Waldbrände zerstören tausende Hektar Land

Ein Mensch vermiss, hunderte Personen in Notunterkünften in Sicherheit gebracht.

Im westlichen US-Bundesstaat Colorado haben Waldbrände tausende Hektar Land zerstört. Das Feuer sei am Samstag nahe Fort Collins etwa hundert Kilometer nordwestlich von Denver ausgebrochen, teilten die Behörden am Sonntag (Ortszeit) mit.
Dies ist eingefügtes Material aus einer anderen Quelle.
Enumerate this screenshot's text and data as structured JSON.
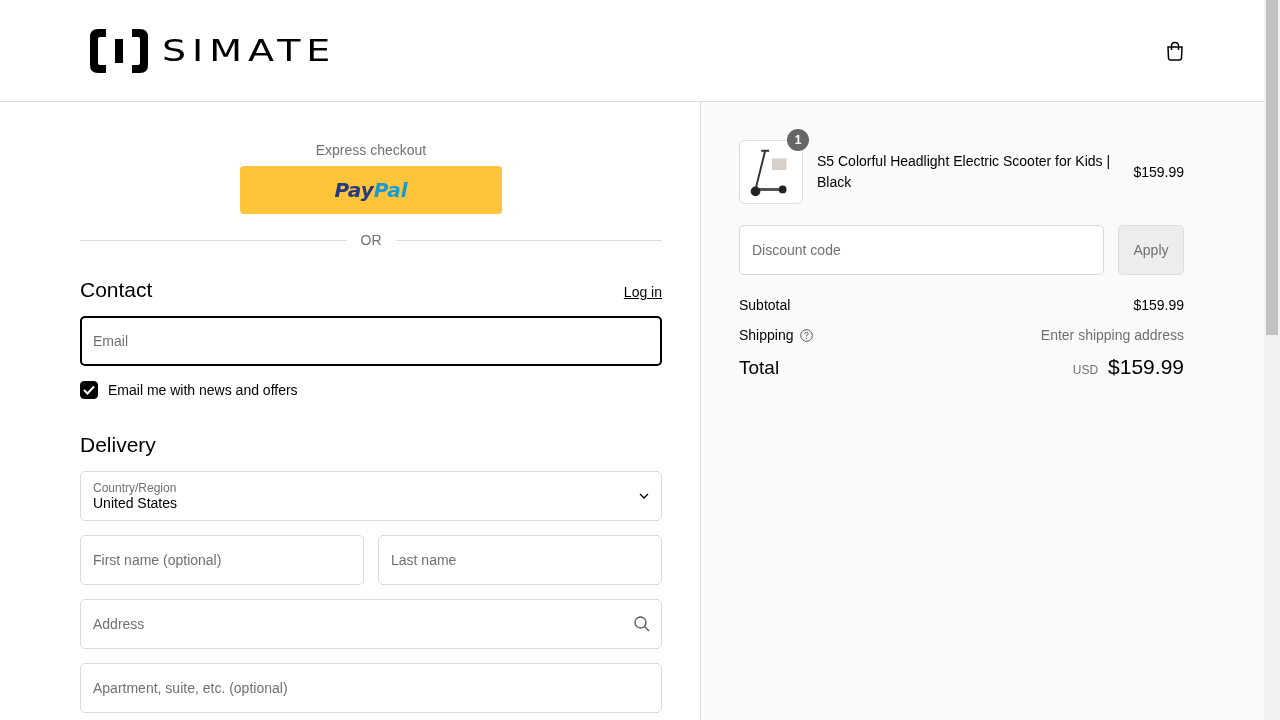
{
  "header": {
    "brand": "SIMATE"
  },
  "express": {
    "title": "Express checkout",
    "paypal": {
      "part_1": "Pay",
      "part_2": "Pal"
    },
    "divider": "OR"
  },
  "contact": {
    "heading": "Contact",
    "login_link": "Log in",
    "email": {
      "placeholder": "Email",
      "focused": true
    },
    "newsletter": {
      "label": "Email me with news and offers",
      "checked": true
    }
  },
  "delivery": {
    "heading": "Delivery",
    "fields": [
      {
        "kind": "select",
        "label": "Country/Region",
        "value": "United States"
      },
      {
        "kind": "pair",
        "items": [
          {
            "placeholder": "First name (optional)"
          },
          {
            "placeholder": "Last name"
          }
        ]
      },
      {
        "kind": "search",
        "placeholder": "Address"
      },
      {
        "kind": "text",
        "placeholder": "Apartment, suite, etc. (optional)"
      }
    ]
  },
  "summary": {
    "items": [
      {
        "quantity": "1",
        "name": "S5 Colorful Headlight Electric Scooter for Kids | Black",
        "price": "$159.99"
      }
    ],
    "discount": {
      "placeholder": "Discount code",
      "button": "Apply"
    },
    "subtotal": {
      "label": "Subtotal",
      "value": "$159.99"
    },
    "shipping": {
      "label": "Shipping",
      "value": "Enter shipping address"
    },
    "total": {
      "label": "Total",
      "currency": "USD",
      "value": "$159.99"
    }
  }
}
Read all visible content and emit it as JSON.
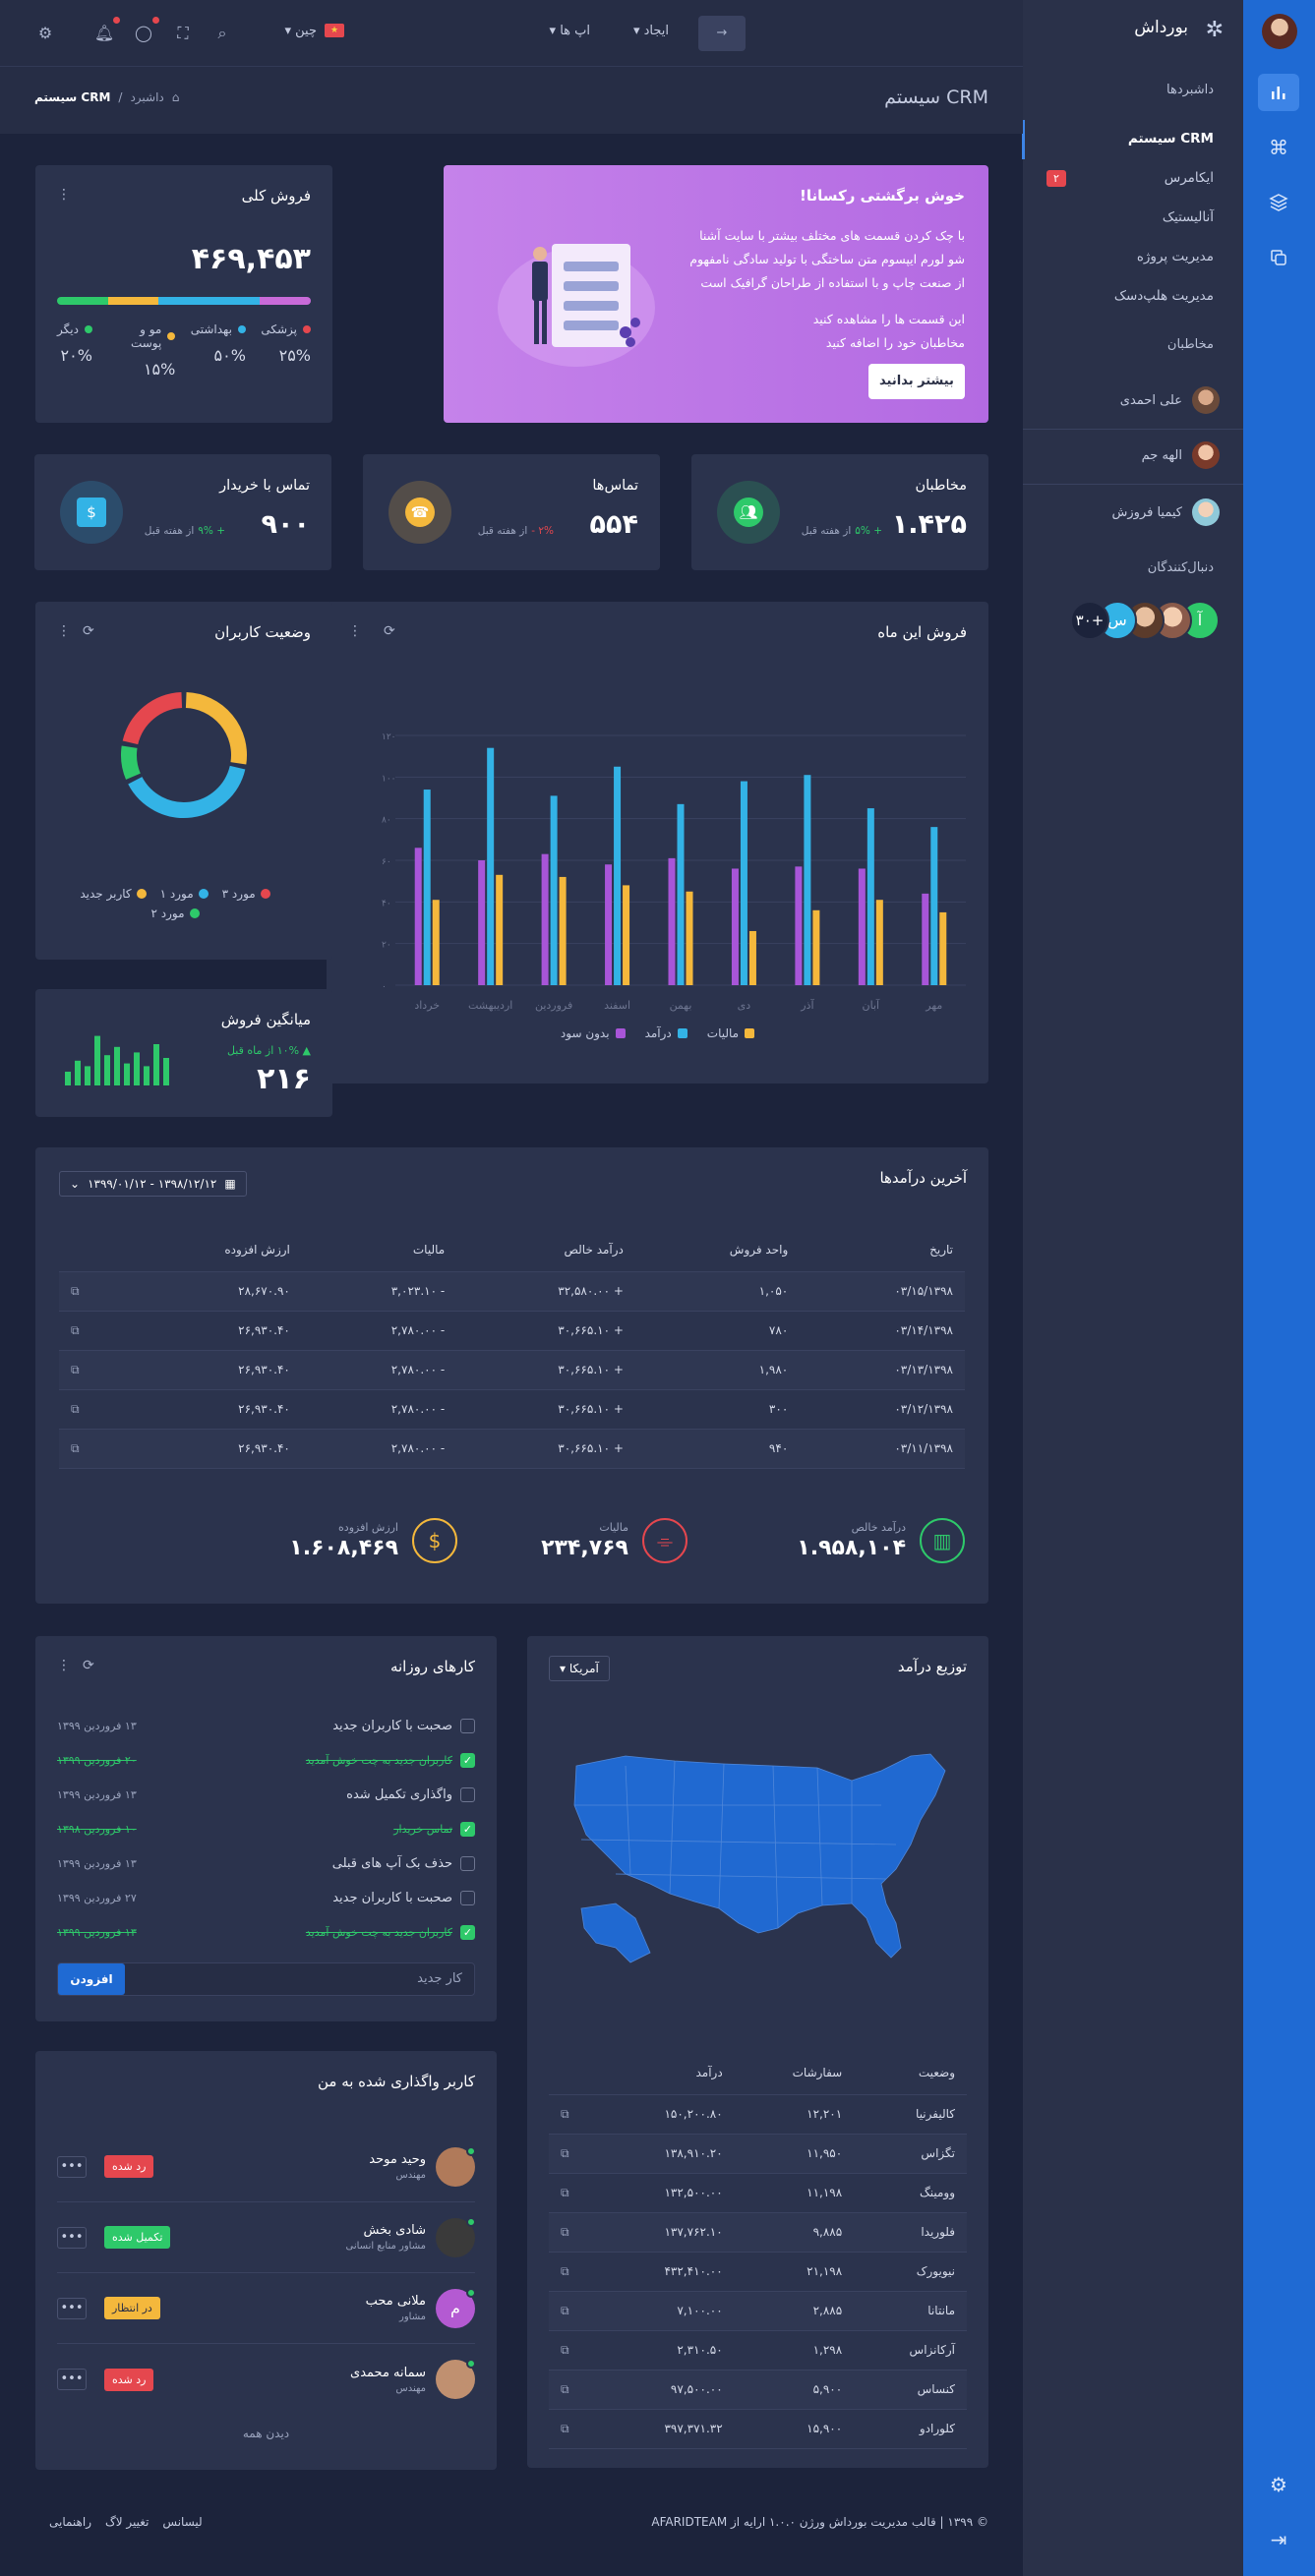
{
  "brand": {
    "name": "بورداش"
  },
  "sidebar": {
    "section_dashboards": "داشبردها",
    "items": [
      {
        "label": "CRM سیستم"
      },
      {
        "label": "ایکامرس",
        "badge": "۲"
      },
      {
        "label": "آنالیستیک"
      },
      {
        "label": "مدیریت پروژه"
      },
      {
        "label": "مدیریت هلپ‌دسک"
      }
    ],
    "section_contacts": "مخاطبان",
    "contacts": [
      {
        "name": "علی احمدی"
      },
      {
        "name": "الهه جم"
      },
      {
        "name": "کیمیا فروزش"
      }
    ],
    "section_followers": "دنبال‌کنندگان",
    "followers_more": "+۳۰",
    "follower_initials": [
      "آ",
      "س"
    ]
  },
  "topbar": {
    "create_label": "ایجاد",
    "apps_label": "اپ ها",
    "language_label": "چین"
  },
  "page": {
    "title": "CRM سیستم",
    "breadcrumb_home": "داشبرد",
    "breadcrumb_current": "CRM سیستم"
  },
  "welcome": {
    "title": "خوش برگشتی رکسانا!",
    "text": "با چک کردن قسمت های مختلف بیشتر با سایت آشنا شو لورم ایپسوم متن ساختگی با تولید سادگی نامفهوم از صنعت چاپ و با استفاده از طراحان گرافیک است",
    "text2": "این قسمت ها را مشاهده کنید مخاطبان خود را اضافه کنید",
    "button": "بیشتر بدانید"
  },
  "total_sales": {
    "title": "فروش کلی",
    "value": "۴۶۹,۴۵۳",
    "segments": [
      {
        "label": "پزشکی",
        "pct": "۲۵%",
        "color": "#e5474e",
        "bar": "#c86ad8",
        "frac": 0.2
      },
      {
        "label": "بهداشتی",
        "pct": "۵۰%",
        "color": "#33b3e6",
        "bar": "#33b3e6",
        "frac": 0.4
      },
      {
        "label": "مو و پوست",
        "pct": "۱۵%",
        "color": "#f4b83c",
        "bar": "#f4b83c",
        "frac": 0.2
      },
      {
        "label": "دیگر",
        "pct": "۲۰%",
        "color": "#2ec96a",
        "bar": "#2ec96a",
        "frac": 0.2
      }
    ]
  },
  "stats": [
    {
      "title": "مخاطبان",
      "value": "۱.۴۲۵",
      "change": "+ ۵%",
      "period": "از هفته قبل",
      "up": true,
      "color": "#2ec96a",
      "icon": "users-icon"
    },
    {
      "title": "تماس‌ها",
      "value": "۵۵۴",
      "change": "۲% -",
      "period": "از هفته قبل",
      "up": false,
      "color": "#f4b83c",
      "icon": "phone-icon"
    },
    {
      "title": "تماس با خریدار",
      "value": "۹۰۰",
      "change": "+ ۹%",
      "period": "از هفته قبل",
      "up": true,
      "color": "#33b3e6",
      "icon": "cash-icon"
    }
  ],
  "chart_data": {
    "type": "bar",
    "title": "فروش این ماه",
    "categories": [
      "خرداد",
      "اردیبهشت",
      "فروردین",
      "اسفند",
      "بهمن",
      "دی",
      "آذر",
      "آبان",
      "مهر"
    ],
    "series": [
      {
        "name": "بدون سود",
        "color": "#a855d8",
        "values": [
          66,
          60,
          63,
          58,
          61,
          56,
          57,
          56,
          44
        ]
      },
      {
        "name": "درآمد",
        "color": "#33b3e6",
        "values": [
          94,
          114,
          91,
          105,
          87,
          98,
          101,
          85,
          76
        ]
      },
      {
        "name": "مالیات",
        "color": "#f4b83c",
        "values": [
          41,
          53,
          52,
          48,
          45,
          26,
          36,
          41,
          35
        ]
      }
    ],
    "ylim": [
      0,
      120
    ],
    "yticks": [
      "۰",
      "۲۰",
      "۴۰",
      "۶۰",
      "۸۰",
      "۱۰۰",
      "۱۲۰"
    ],
    "legend": [
      "مالیات",
      "درآمد",
      "بدون سود"
    ]
  },
  "user_status": {
    "title": "وضعیت کاربران",
    "slices": [
      {
        "label": "کاربر جدید",
        "value": 28,
        "color": "#f4b83c"
      },
      {
        "label": "مورد ۱",
        "value": 40,
        "color": "#33b3e6"
      },
      {
        "label": "مورد ۲",
        "value": 10,
        "color": "#2ec96a"
      },
      {
        "label": "مورد ۳",
        "value": 22,
        "color": "#e5474e"
      }
    ]
  },
  "avg_sales": {
    "title": "میانگین فروش",
    "value": "۲۱۶",
    "change": "۱۰% از ماه قبل",
    "bars": [
      0.25,
      0.45,
      0.35,
      0.9,
      0.55,
      0.7,
      0.4,
      0.6,
      0.35,
      0.75,
      0.5
    ]
  },
  "revenue": {
    "title": "آخرین درآمدها",
    "date_range": "۱۳۹۸/۱۲/۱۲ - ۱۳۹۹/۰۱/۱۲",
    "headers": [
      "تاریخ",
      "واحد فروش",
      "درآمد خالص",
      "مالیات",
      "ارزش افزوده"
    ],
    "rows": [
      {
        "date": "۰۳/۱۵/۱۳۹۸",
        "units": "۱,۰۵۰",
        "net": "+ ۳۲,۵۸۰.۰۰",
        "tax": "- ۳,۰۲۳.۱۰",
        "vat": "۲۸,۶۷۰.۹۰"
      },
      {
        "date": "۰۳/۱۴/۱۳۹۸",
        "units": "۷۸۰",
        "net": "+ ۳۰,۶۶۵.۱۰",
        "tax": "- ۲,۷۸۰.۰۰",
        "vat": "۲۶,۹۳۰.۴۰"
      },
      {
        "date": "۰۳/۱۳/۱۳۹۸",
        "units": "۱,۹۸۰",
        "net": "+ ۳۰,۶۶۵.۱۰",
        "tax": "- ۲,۷۸۰.۰۰",
        "vat": "۲۶,۹۳۰.۴۰"
      },
      {
        "date": "۰۳/۱۲/۱۳۹۸",
        "units": "۳۰۰",
        "net": "+ ۳۰,۶۶۵.۱۰",
        "tax": "- ۲,۷۸۰.۰۰",
        "vat": "۲۶,۹۳۰.۴۰"
      },
      {
        "date": "۰۳/۱۱/۱۳۹۸",
        "units": "۹۴۰",
        "net": "+ ۳۰,۶۶۵.۱۰",
        "tax": "- ۲,۷۸۰.۰۰",
        "vat": "۲۶,۹۳۰.۴۰"
      }
    ],
    "summary": [
      {
        "label": "درآمد خالص",
        "value": "۱.۹۵۸,۱۰۴",
        "color": "#2ec96a",
        "icon": "chart-icon"
      },
      {
        "label": "مالیات",
        "value": "۲۳۴,۷۶۹",
        "color": "#e5474e",
        "icon": "tag-icon"
      },
      {
        "label": "ارزش افزوده",
        "value": "۱.۶۰۸,۴۶۹",
        "color": "#f4b83c",
        "icon": "dollar-icon"
      }
    ]
  },
  "distribution": {
    "title": "توزیع درآمد",
    "country": "آمریکا",
    "headers": [
      "وضعیت",
      "سفارشات",
      "درآمد"
    ],
    "rows": [
      {
        "state": "کالیفرنیا",
        "orders": "۱۲,۲۰۱",
        "revenue": "۱۵۰,۲۰۰.۸۰",
        "up": true
      },
      {
        "state": "تگزاس",
        "orders": "۱۱,۹۵۰",
        "revenue": "۱۳۸,۹۱۰.۲۰",
        "up": true
      },
      {
        "state": "وومینگ",
        "orders": "۱۱,۱۹۸",
        "revenue": "۱۳۲,۵۰۰.۰۰",
        "up": false
      },
      {
        "state": "فلوریدا",
        "orders": "۹,۸۸۵",
        "revenue": "۱۳۷,۷۶۲.۱۰",
        "up": true
      },
      {
        "state": "نیویورک",
        "orders": "۲۱,۱۹۸",
        "revenue": "۴۳۲,۴۱۰.۰۰",
        "up": false
      },
      {
        "state": "مانتانا",
        "orders": "۲,۸۸۵",
        "revenue": "۷,۱۰۰.۰۰",
        "up": true
      },
      {
        "state": "آرکانزاس",
        "orders": "۱,۲۹۸",
        "revenue": "۲,۳۱۰.۵۰",
        "up": true
      },
      {
        "state": "کنساس",
        "orders": "۵,۹۰۰",
        "revenue": "۹۷,۵۰۰.۰۰",
        "up": false
      },
      {
        "state": "کلورادو",
        "orders": "۱۵,۹۰۰",
        "revenue": "۳۹۷,۳۷۱.۳۲",
        "up": false
      }
    ]
  },
  "tasks": {
    "title": "کارهای روزانه",
    "items": [
      {
        "text": "صحبت با کاربران جدید",
        "date": "۱۳ فروردین ۱۳۹۹",
        "done": false
      },
      {
        "text": "کاربران جدید به چت خوش آمدید",
        "date": "۲۰ فروردین ۱۳۹۹",
        "done": true
      },
      {
        "text": "واگذاری تکمیل شده",
        "date": "۱۳ فروردین ۱۳۹۹",
        "done": false
      },
      {
        "text": "تماس خریدار",
        "date": "۱۰ فروردین ۱۳۹۸",
        "done": true
      },
      {
        "text": "حذف بک آپ های قبلی",
        "date": "۱۳ فروردین ۱۳۹۹",
        "done": false
      },
      {
        "text": "صحبت با کاربران جدید",
        "date": "۲۷ فروردین ۱۳۹۹",
        "done": false
      },
      {
        "text": "کاربران جدید به چت خوش آمدید",
        "date": "۱۳ فروردین ۱۳۹۹",
        "done": true
      }
    ],
    "input_placeholder": "کار جدید",
    "add_label": "افزودن"
  },
  "assigned": {
    "title": "کاربر واگذاری شده به من",
    "users": [
      {
        "name": "وحید موحد",
        "role": "مهندس",
        "status": "رد شده",
        "color": "#e5474e",
        "avatar": "#b07a5a"
      },
      {
        "name": "شادی بخش",
        "role": "مشاور منابع انسانی",
        "status": "تکمیل شده",
        "color": "#2ec96a",
        "avatar": "#3a3a3a"
      },
      {
        "name": "ملانی محب",
        "role": "مشاور",
        "status": "در انتظار",
        "color": "#f4b83c",
        "avatar": "#b45ad2",
        "initial": "م"
      },
      {
        "name": "سمانه محمدی",
        "role": "مهندس",
        "status": "رد شده",
        "color": "#e5474e",
        "avatar": "#c09070"
      }
    ],
    "view_all": "دیدن همه"
  },
  "footer": {
    "copyright": "© ۱۳۹۹ | قالب مدیریت بورداش ورژن ۱.۰.۰ ارایه از AFARIDTEAM",
    "links": [
      "لیسانس",
      "تغییر لاگ",
      "راهنمایی"
    ]
  }
}
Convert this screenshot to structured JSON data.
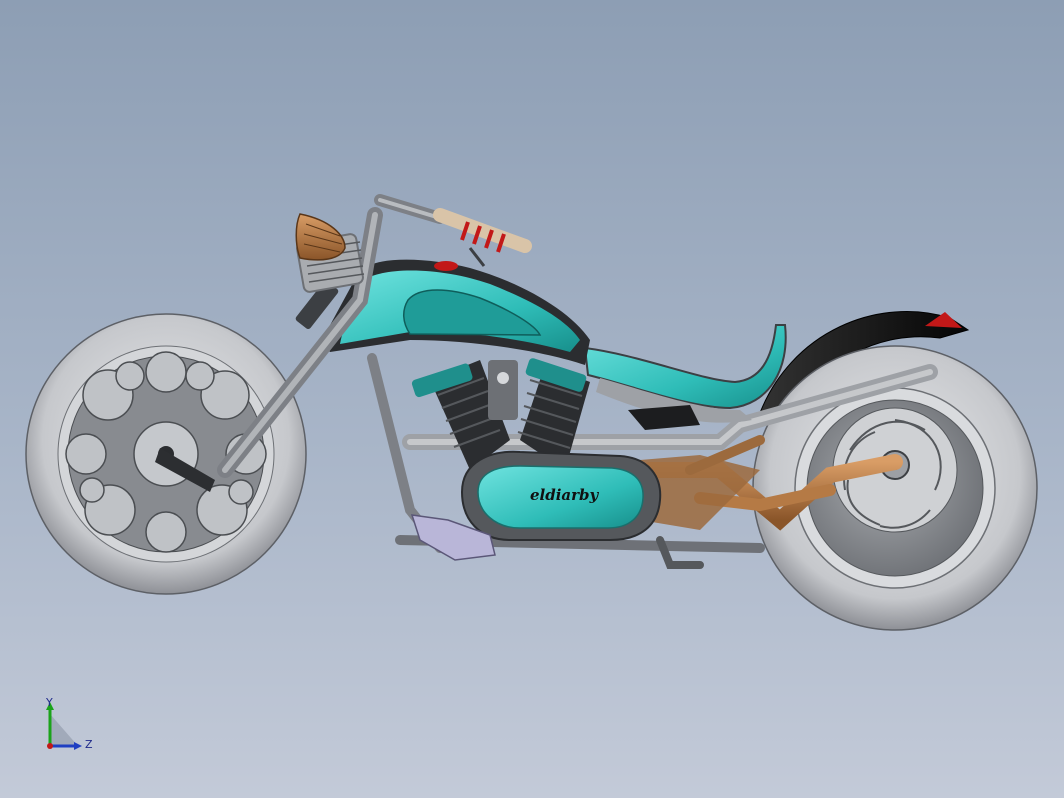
{
  "model": {
    "tank_brand_text": "eldiarby"
  },
  "triad": {
    "y_label": "Y",
    "z_label": "Z"
  },
  "colors": {
    "background_top": "#8d9eb4",
    "background_bottom": "#c3cad8",
    "paint_teal": "#3ec9c4",
    "frame_gray": "#8e9298",
    "tire_gray": "#c7c9cc",
    "copper": "#b57a45",
    "fender_black": "#151515"
  },
  "icons": [
    "view-triad-icon"
  ]
}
Seither wurden demnach mehr als 5600 Hektar Land verwüstet. 18 Häuser wurden zerstört oder beschädigt, hunderte Menschen mussten in Notunterkünften in Sicherheit gebracht werden. Ein Mensch galt als vermisst.

Kampf gegen Flammen
Rund 250 Feuerwehrleute waren im Kampf gegen die Flammen im Einsatz. Sie befürchteten jedoch, dass aufkommender Wind die Löscharbeiten behindern könnte. Die Ursache für den Ausbruch des Großbrandes war zunächst unklar. Die Polizei leitete Ermittlungen ein.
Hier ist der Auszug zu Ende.